Author(s) :

Yiwen Evan Sun.

Volume/Issue :

Abstract :

Fibrosis-induced skeletal muscle atrophy, driven by excessive extracellular matrix (ECM) deposition and abnormal collagen accumulation, represents a critical barrier to muscle regeneration. MicroRNA-29 (miR-29) has been shown to effectively suppress fibrosis by directly targeting collagen synthesis genes, such as COL1A1 and COL3A1, while preserving key ECM components like laminin and fibronectin. While various delivery methods have been explored, including Adeno-associated viruses (AAVs), nanoparticles, lipid-based transfection reagents, and electroporification, off-target effects remain a significant challenge. Preclinical studies have demonstrated the efficacy of miR-29, particularly when combined with other therapies, in reducing collagen deposition and restoring gastrocnemius muscle strength in murine models, offering preliminary success for miR-29 in treating skeletal muscle disorders like Duchenne muscular dystrophy.

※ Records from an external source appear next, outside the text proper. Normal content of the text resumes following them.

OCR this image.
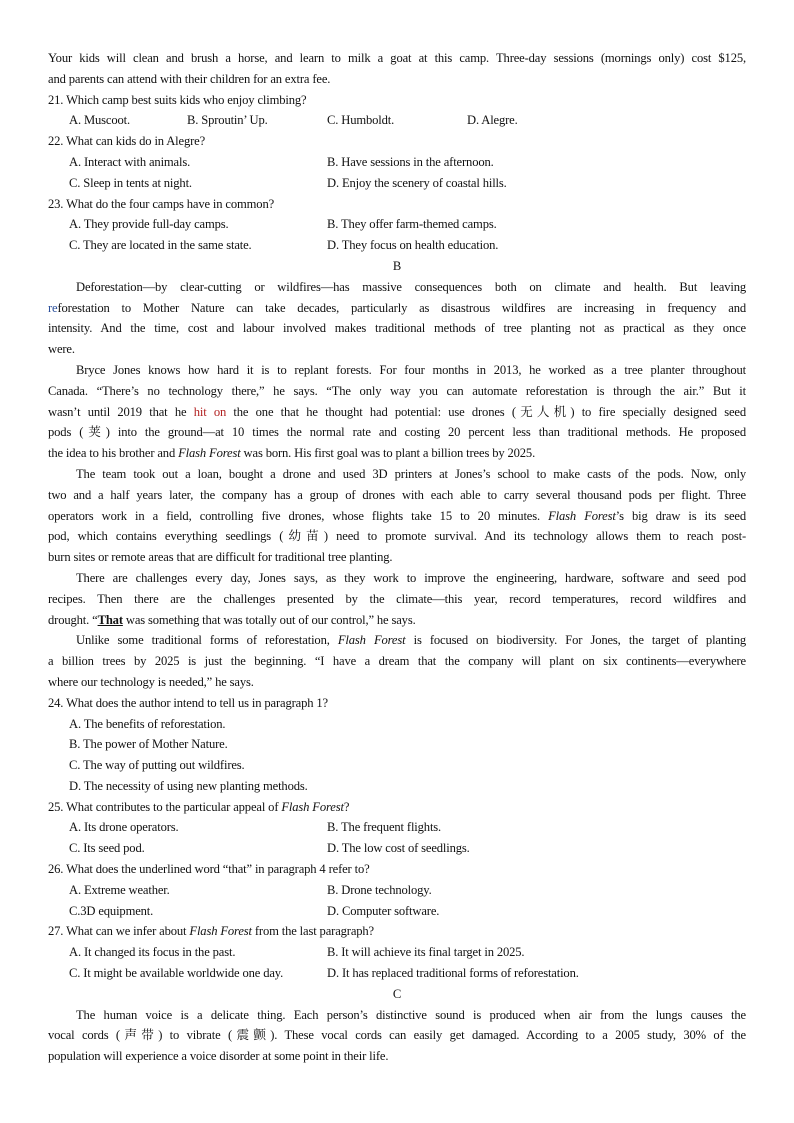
Your kids will clean and brush a horse, and learn to milk a goat at this camp. Three-day sessions (mornings only) cost $125,
and parents can attend with their children for an extra fee.
21. Which camp best suits kids who enjoy climbing?
A. Muscoot.	B. Sproutin’ Up.	C. Humboldt.	D. Alegre.
22. What can kids do in Alegre?
A. Interact with animals.	B. Have sessions in the afternoon.
C. Sleep in tents at night.	D. Enjoy the scenery of coastal hills.
23. What do the four camps have in common?
A. They provide full-day camps.	B. They offer farm-themed camps.
C. They are located in the same state.	D. They focus on health education.
B
Deforestation—by clear-cutting or wildfires—has massive consequences both on climate and health. But leaving
reforestation to Mother Nature can take decades, particularly as disastrous wildfires are increasing in frequency and
intensity. And the time, cost and labour involved makes traditional methods of tree planting not as practical as they once
were.
Bryce Jones knows how hard it is to replant forests. For four months in 2013, he worked as a tree planter throughout
Canada. “There’s no technology there,” he says. “The only way you can automate reforestation is through the air.” But it
wasn’t until 2019 that he hit on the one that he thought had potential: use drones (无人机) to fire specially designed seed
pods (荚) into the ground—at 10 times the normal rate and costing 20 percent less than traditional methods. He proposed
the idea to his brother and Flash Forest was born. His first goal was to plant a billion trees by 2025.
The team took out a loan, bought a drone and used 3D printers at Jones’s school to make casts of the pods. Now, only
two and a half years later, the company has a group of drones with each able to carry several thousand pods per flight. Three
operators work in a field, controlling five drones, whose flights take 15 to 20 minutes. Flash Forest’s big draw is its seed
pod, which contains everything seedlings (幼苗) need to promote survival. And its technology allows them to reach post-
burn sites or remote areas that are difficult for traditional tree planting.
There are challenges every day, Jones says, as they work to improve the engineering, hardware, software and seed pod
recipes. Then there are the challenges presented by the climate—this year, record temperatures, record wildfires and
drought. “That was something that was totally out of our control,” he says.
Unlike some traditional forms of reforestation, Flash Forest is focused on biodiversity. For Jones, the target of planting
a billion trees by 2025 is just the beginning. “I have a dream that the company will plant on six continents—everywhere
where our technology is needed,” he says.
24. What does the author intend to tell us in paragraph 1?
A. The benefits of reforestation.
B. The power of Mother Nature.
C. The way of putting out wildfires.
D. The necessity of using new planting methods.
25. What contributes to the particular appeal of Flash Forest?
A. Its drone operators.	B. The frequent flights.
C. Its seed pod.	D. The low cost of seedlings.
26. What does the underlined word “that” in paragraph 4 refer to?
A. Extreme weather.	B. Drone technology.
C.3D equipment.	D. Computer software.
27. What can we infer about Flash Forest from the last paragraph?
A. It changed its focus in the past.	B. It will achieve its final target in 2025.
C. It might be available worldwide one day.	D. It has replaced traditional forms of reforestation.
C
The human voice is a delicate thing. Each person’s distinctive sound is produced when air from the lungs causes the
vocal cords (声带) to vibrate (震颤). These vocal cords can easily get damaged. According to a 2005 study, 30% of the
population will experience a voice disorder at some point in their life.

Nevertheless, the limited translation to success in clinical trials reflects the technology’s ongoing challenges in targeted delivery, safety, and dosage optimization. This paper provides updates on the current state of the literature on the use of miR-29. The results underscore the need for further research to overcome these barriers, particularly in the context of skeletal muscle fibrosis, to fully unlock the therapeutic potential of miR-29.